Entre-temps, Erica est entrée chez Rico pour elle aussi chercher les documents dont elle a besoin. Elle est donc à l’intérieur quand elle voit une forme noire s’introduire par la fenêtre . Erica était penchée sur le coffre qu’elle venait d’ouvrir mais n’a pas d’autre choix que de retourner se cacher. Quand Black Fury arrive dans la pièce, elle s’étonne de trouver le coffre fort ouvert et se demande… « Est-ce que Rico peut être assez stupide pour l’avoir laissé ouvert ? ». Et, cachée, l’espionne nazie réalise que cette femme en noir ne peut qu’être la fameuse Black Fury : « Les choses se compliquent ! ». Les choses se compliquent d’autant plus qu’au même moment Miguel se rend compte qu’il a oublié son portefeuille chez lui et fait immédiatement demi-tour. Quand il arrive devant la maison, il est surpris de voir la lumière allumée et tombe sur Black Fury en train de s’emparer des lettres tant convoitées. Miguel et la femme en noir luttent tous les deux mais cette fois l’effet de surprise n’est plus le même. En tout cas il ne joue plus pour Marla. D’autant que Miguel sort un revolver et s’apprête à la tuer. Mais au moment où il va tirer Erica, toujours cachée dans un placard, y voit une occasion de se débarrasser de ce partenaire trop gourmant. Elle tire en même temps que lui, Black Fury n’écoutant qu’une seule détonation. Miguel, touché, s’écroule. Et Erica profite de la confusion pour partir. Elle a visiblement eut le temps de s’emparer des plannings qu’exige Bruno. Elle s’en va, en espérant que la police mettra le meurtre sur le dos de l’énigmatique Black Fury. Dehors, Erica aperçoit sa voiture, celle de Miguel et enfin une troisième qui n’était pas là quand elle est arrivée. La Baronne en déduit fort justement que c’est celle de Miss Fury (« Miss Fury » étant écrit en toutes lettres, c’est la première fois dans la série qu’on lui donne cet alias). Erica utilise donc une bouteille cassée pour crever les pneus, espérant que cela retardera assez l’héroïne pour qu’elle soit coincée par la police : « Quand Bruno écoutera tout ça, il va mourir de rire ! Ha ! Qu’est-ce que je disais ! J’entends déjà les sirènes de police ! ».

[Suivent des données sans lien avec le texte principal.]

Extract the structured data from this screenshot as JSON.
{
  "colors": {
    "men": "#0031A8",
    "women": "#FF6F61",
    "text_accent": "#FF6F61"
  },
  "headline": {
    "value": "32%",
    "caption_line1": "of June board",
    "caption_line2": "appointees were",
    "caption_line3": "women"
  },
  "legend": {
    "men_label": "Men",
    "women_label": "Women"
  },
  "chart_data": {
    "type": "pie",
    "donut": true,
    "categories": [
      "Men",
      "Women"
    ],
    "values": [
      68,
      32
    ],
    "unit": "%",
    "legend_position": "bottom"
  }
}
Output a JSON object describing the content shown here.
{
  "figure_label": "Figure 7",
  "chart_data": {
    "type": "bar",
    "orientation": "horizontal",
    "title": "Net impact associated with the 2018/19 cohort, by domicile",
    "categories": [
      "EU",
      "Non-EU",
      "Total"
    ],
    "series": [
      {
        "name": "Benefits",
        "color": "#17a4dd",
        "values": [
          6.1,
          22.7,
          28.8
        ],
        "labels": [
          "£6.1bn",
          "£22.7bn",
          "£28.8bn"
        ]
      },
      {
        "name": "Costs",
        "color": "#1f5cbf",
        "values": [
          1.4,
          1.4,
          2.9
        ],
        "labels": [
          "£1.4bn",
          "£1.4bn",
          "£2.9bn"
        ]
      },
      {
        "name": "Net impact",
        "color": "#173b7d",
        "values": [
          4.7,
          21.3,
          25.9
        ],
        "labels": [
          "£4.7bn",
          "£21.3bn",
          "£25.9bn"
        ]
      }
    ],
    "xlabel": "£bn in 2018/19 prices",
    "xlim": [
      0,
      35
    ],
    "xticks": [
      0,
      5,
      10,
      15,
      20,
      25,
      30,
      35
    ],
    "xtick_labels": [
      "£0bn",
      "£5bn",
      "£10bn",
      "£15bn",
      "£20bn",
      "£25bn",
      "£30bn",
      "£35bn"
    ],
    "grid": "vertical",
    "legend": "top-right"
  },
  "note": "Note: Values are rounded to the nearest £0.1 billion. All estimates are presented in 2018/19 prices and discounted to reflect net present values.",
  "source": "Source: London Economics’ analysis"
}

En fait, malgré toutes les précautions d’Erica, tout ne se passe pas comme prévu. D’abord Rico n’est pas mort mais seulement gravement blessé. Puis Miss Fury a réussi à s’enfuir et à faire démarrer sa voiture (roulant tant bien que mal malgré l’état des pneus) juste avant l’arrivée des policiers. Pour une raison étrange, la police, qui n’a aucune raison de penser que Black Fury était là avant eux, s’en tient cependant à une version assez similaire à ce que pensait Erica : pour eux, Black Fury devait être en train de cambrioler Rico quand il est arrivé et elle lui a tiré dessus. Mais quand le détective Carey se penche sur Rico, le blessé a le temps de murmurer « Baronne… ». Et là le détective réfléchit intensément : « Hum ! Baronne ? Est que c’est une sorte de surnom dans la pègre ? Je le découvrirais bientôt ! ». En ville, Miss Fury a un problème immédiat. Elle ne peut pas approcher de chez elle avec une voiture en si mauvais état. Les gens la remarqueraient et déduiraient que le véhicule de Miss Fury et celui de Marla ne font qu’un. Elle est donc obligé de se garer à quelques rues de là, tentant de regagner son appartement à pied, sans se faire remarquer. Elle cache son costume de Miss Fury sous un capuchon et un manteau mais elle heurte un passant par accident et celui-ci reconnaît le costume. Il se met à crier « Police ! ». Marla est obligée de le griffer pour échapper à son étreinte. Mais elle se sait repérée et ne peut pas continuer plus loin. Elle se glisse dans un immeuble pris au hasard, dans l’idée de passer d’un toit à l’autre. Mais en passant devant la fenêtre d’un appartement elle aperçoit une robe et des chaussures. Tout ce dont elle aurait besoin pour pouvoir passer pour une « civil »…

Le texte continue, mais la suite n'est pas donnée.